Depois, a composição
do horário semanal do docente deve ser equilibrada, como era até 2005. Não é
admissível que o professor, no limite, possa estar com alunos durante 35 horas
por semana (em aula ou fora de aula). O tempo da componente não letiva deve
ser, principalmente, para tarefas de planeamento, de coordenação e de avaliação
da docência e de outras atividades, bem como para estudo e formação contínua.

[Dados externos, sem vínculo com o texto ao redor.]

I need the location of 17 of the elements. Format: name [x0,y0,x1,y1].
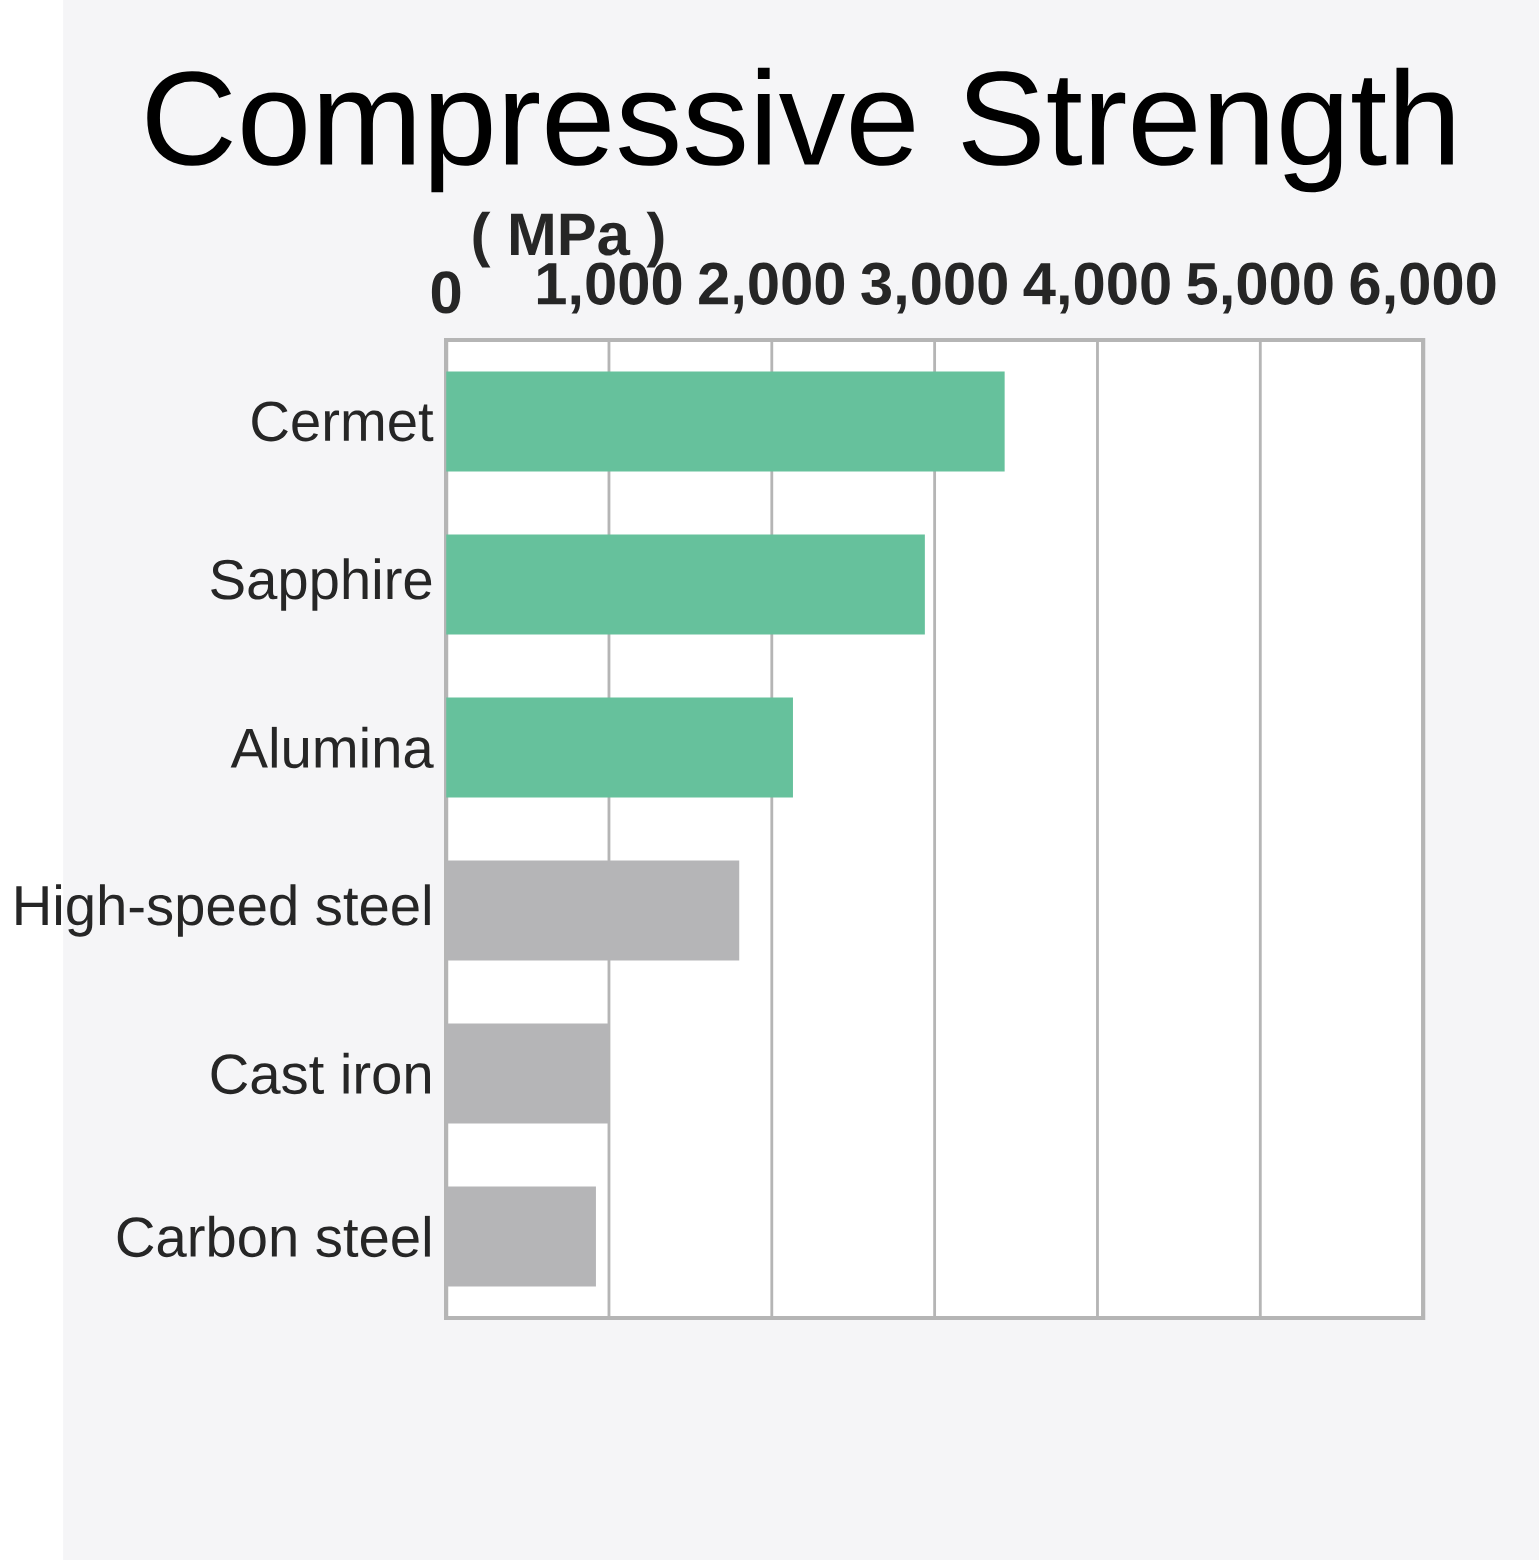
y-tick-label: Sapphire [211,558,432,611]
y-tick-label: Carbon steel [117,1215,430,1258]
y-tick-label: Cermet [252,401,434,442]
y-tick-label: Alumina [230,726,434,769]
x-tick-label: 2,000 [699,262,845,314]
bar [446,697,793,798]
x-tick-label: 0 [431,271,461,314]
bar [446,1186,596,1287]
x-tick-label: 4,000 [1023,262,1170,314]
bar [446,371,1005,472]
x-tick-label: 3,000 [861,262,1007,314]
chart-title: Compressive Strength [147,67,1453,193]
x-tick-label: 5,000 [1187,262,1333,314]
bar [446,534,925,635]
x-tick-label: 6,000 [1350,262,1496,314]
y-tick-label: Cast iron [211,1052,430,1095]
y-tick-label: High-speed steel [16,884,430,937]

Não é conveniente que a formação contínua – que devia ser obrigatória em caso de
mudança de currículos, de programas ou de estratégias – ocorra em período
pós-laboral ou em fins de semana e com encargo financeiro para o docente.
Por fim,
poucos resultados surgirão, se o governo não revalorizar a carreira docente:
remunerando o docente de forma justa, desde o início da carreira e no regime de
contratação; deixando fluir a progressão, sem entraves desnecessários e
injustificados; evitando a sobrecarga do docente com tarefas burocráticas e
repetitivas, sobretudo se desnecessárias; respeitando a autonomia técnica, científica
e profissional do professor; contribuindo para a libertação da pressão inadequada
por parte de encarregados de educação e de outros poderes paralelos (as câmaras
municipais têm demasiado poder na escola); reconhecendo e incentivando a
autonomia da escola, também pela disponibilização de meios; repondo a
autoridade do professor; e estabelecendo a qualificação de crime público para as
agressões aos docentes.
Enquanto
isto não suceder, não haverá escola em pleno e a carreira não será atrativa. Tem,
pois, o governo o ensejo de fazer diferente e melhor.